C’est «journées portes-ouvertes», ce week-end à l’EPFL et au CERN, près de Genève. Des dizaines de milliers de personnes sont attendues sur les deux sites, pour découvrir où et par qui se fait la recherche. Car la science intéresse, impressionne, fascine, tant elle porte un regard vers notre futur, trouve des solutions, élargit le champ des possibles.
Pour autant, la science n’est pas systématiquement péremptoire. Certes, personne (encore que…) ne va nier que la Terre est ronde. Mais il existe moult domaines de recherche où d’absolues conclusions sur d’irrévocables consensus demeurent vaines.
C’est l’inverse que fait valoir une tribune d’un collectif formé notamment de scientifiques et nommé #NoFakeScience, publiée cet été dans plusieurs médias, dont le nôtre. Le plaidoyer qui s’en dégage au premier abord: les médias doivent «restituer les sujets à caractères scientifiques sans déformation sensationnaliste ni idéologique», afin de «restaurer sur le long terme la confiance entre scientifiques, médias et citoyen.» Et cela – est-il entendu – en ne mettant pas en question certains consensus scientifiques plus ou moins solides.
Cette tribune a fait et fait toujours débat deux mois plus tard – et c’est peu dire. Notamment sur les réseaux sociaux, où les signataires du texte sont critiqués pour certains passages caricaturaux, tendancieux ou faux. Il semble aussi qu’entre les lignes, le collectif réglait des comptes avec des journalistes pourtant reconnus qu’ils avaient dans le viseur.
Dès lors, les auteurs #NoFakeScience se sont raidis, l’un d’eux allant jusqu’à proposer dans un tweet que «les associations et les ONG ne soient pas reconnues comme sources d’informations scientifiques.» Quand bien même certaines sont à la pointe dans leur thématiques et tout à fait légitimes dans le débat scientifique public. Bref, d’un côté des scientifiques qui veulent que personne ne se penche sur leur parole d’évangile, et de l’autre une société civile qui juge évident que cette parole puisse être éprouvée.

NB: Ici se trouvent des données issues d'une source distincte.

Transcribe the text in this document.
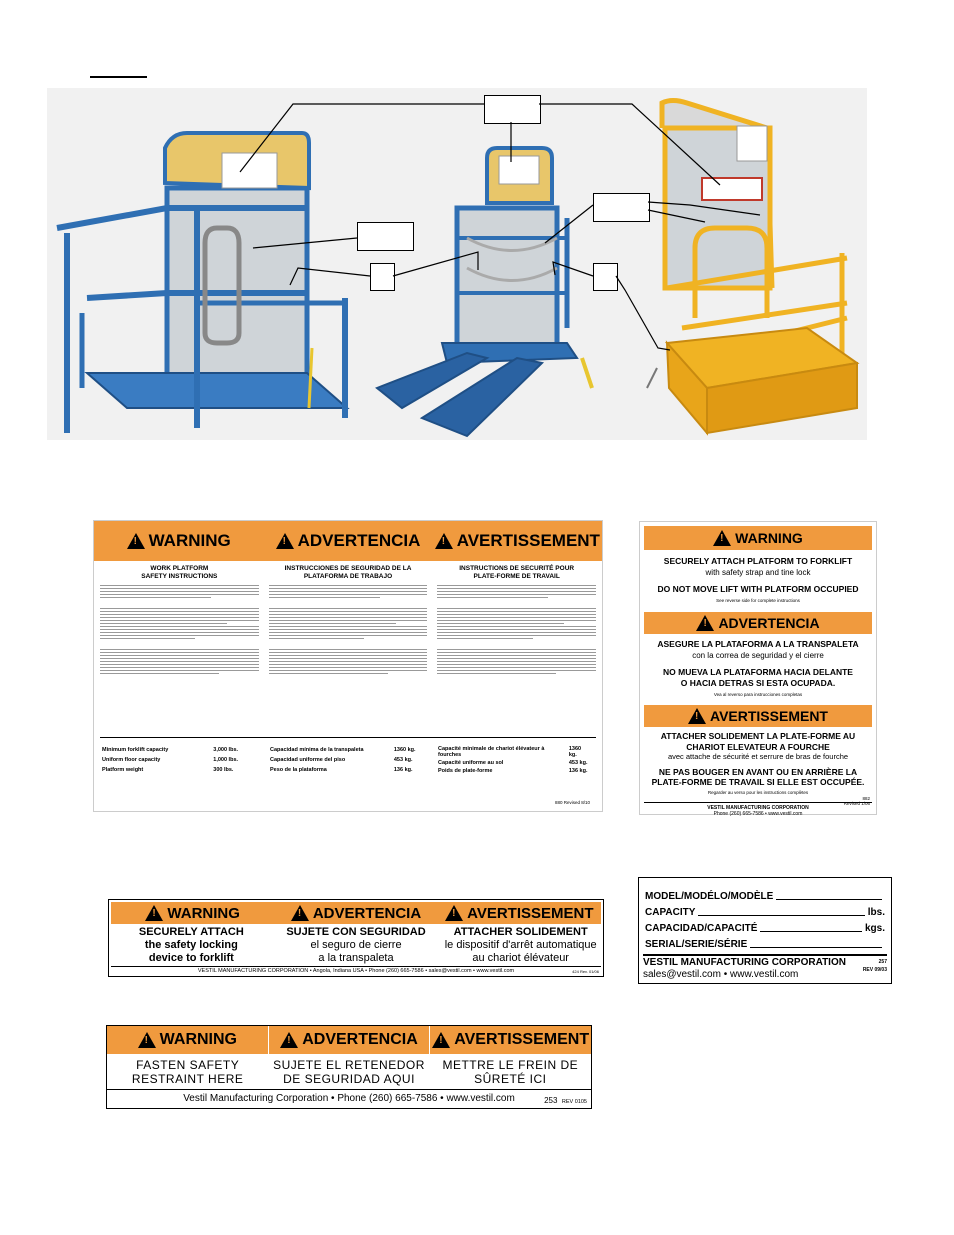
!
WARNING !	ADVERTENCIA ! AVERTISSEMENT
WORK PLATFORM
SAFETY INSTRUCTIONS
INSTRUCCIONES DE SEGURIDAD DE LA
PLATAFORMA DE TRABAJO
INSTRUCTIONS DE SECURITÉ POUR
PLATE-FORME DE TRAVAIL
Minimum forklift capacity	3,000 lbs.
Uniform floor capacity	1,000 lbs.
Platform weight	300 lbs.
Capacidad mínima de la transpaleta	1360 kg.
Capacidad uniforme del piso	453 kg.
Peso de la plataforma	136 kg.
Capacité minimale de chariot élévateur à fourches	1360 kg.
Capacité uniforme au sol	453 kg.
Poids de plate-forme	136 kg.
880 Revised 8/10
!
WARNING
SECURELY ATTACH PLATFORM TO FORKLIFT
with safety strap and tine lock
DO NOT MOVE LIFT WITH PLATFORM OCCUPIED
See reverse side for complete instructions
!
ADVERTENCIA
ASEGURE LA PLATAFORMA A LA TRANSPALETA
con la correa de seguridad y el cierre
NO MUEVA LA PLATAFORMA HACIA DELANTE
O HACIA DETRAS SI ESTA OCUPADA.
Vea al reverso para instrucciones completas
!
AVERTISSEMENT
ATTACHER SOLIDEMENT LA PLATE-FORME AU
CHARIOT ELEVATEUR A FOURCHE
avec attache de sécurité et serrure de bras de fourche
NE PAS BOUGER EN AVANT OU EN ARRIÈRE LA
PLATE-FORME DE TRAVAIL SI ELLE EST OCCUPÉE.
Regarder au verso pour les instructions complètes
VESTIL MANUFACTURING CORPORATION
Phone (260) 665-7586 • www.vestil.com
882
Revised 1/06
!
WARNING !	ADVERTENCIA !	AVERTISSEMENT
SECURELY ATTACH
the safety locking
device to forklift
SUJETE CON SEGURIDAD
el seguro de cierre
a la transpaleta
ATTACHER SOLIDEMENT
le dispositif d'arrêt automatique
au chariot élévateur
VESTIL MANUFACTURING CORPORATION • Angola, Indiana USA • Phone (260) 665-7586 • sales@vestil.com • www.vestil.com	424 Rev. 01/06
MODEL/MODÉLO/MODÈLE
CAPACITY	lbs.
CAPACIDAD/CAPACITÉ	kgs.
SERIAL/SERIE/SÉRIE
VESTIL MANUFACTURING CORPORATION
sales@vestil.com • www.vestil.com
257
REV 09/03
!
WARNING !	ADVERTENCIA ! AVERTISSEMENT
FASTEN SAFETY
RESTRAINT HERE
SUJETE EL RETENEDOR
DE SEGURIDAD AQUI
METTRE LE FREIN DE
SÛRETÉ ICI
Vestil Manufacturing Corporation • Phone (260) 665-7586 • www.vestil.com	253 REV 0105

Disposer d’un traitement médiatique – voire de présentations publiques des avancées scientifiques comme lors de journées portes-ouvertes – aussi corrects et objectifs que possible est un souhait louable. Mais, de l’avis de plusieurs sociologues des sciences, vouloir imposer la science et ses éventuels consensus, vouloir canoniser les scientifiques et leurs institutions (académique, régulatrice, privée, etc.) comme seuls détenteurs de l’expertise, en repoussant d’emblée toute forme de discussion ou de questionnement, relève d’une vision passéiste et éculée.
Celle qui résume le mieux cette problématique est peut-être Virginie Tournay, biologiste, politologue et directrice de recherche à Sciences Po, à Paris, dans une chronique publiée dans Pour la science : «L’engagement en faveur de la science porte une contradiction dans les termes: face au succès de propos fantaisistes, il s’agit de convaincre de la véracité d’énoncés scientifiques à l’aide d’une rhétorique et de leviers d’action relevant du militantisme. La visée est double: à la fois assurer la véracité des propos exprimés et conquérir l’attention des publics. Cela nécessite de se déplacer sur le terrain inconfortable de la guerre des opinions sans oublier celui du raisonnement scientifique. L’exercice est délicat. Il suppose d’articuler la légitimité scientifique au combat démocratique sans confondre ces deux manières de créer de la confiance.»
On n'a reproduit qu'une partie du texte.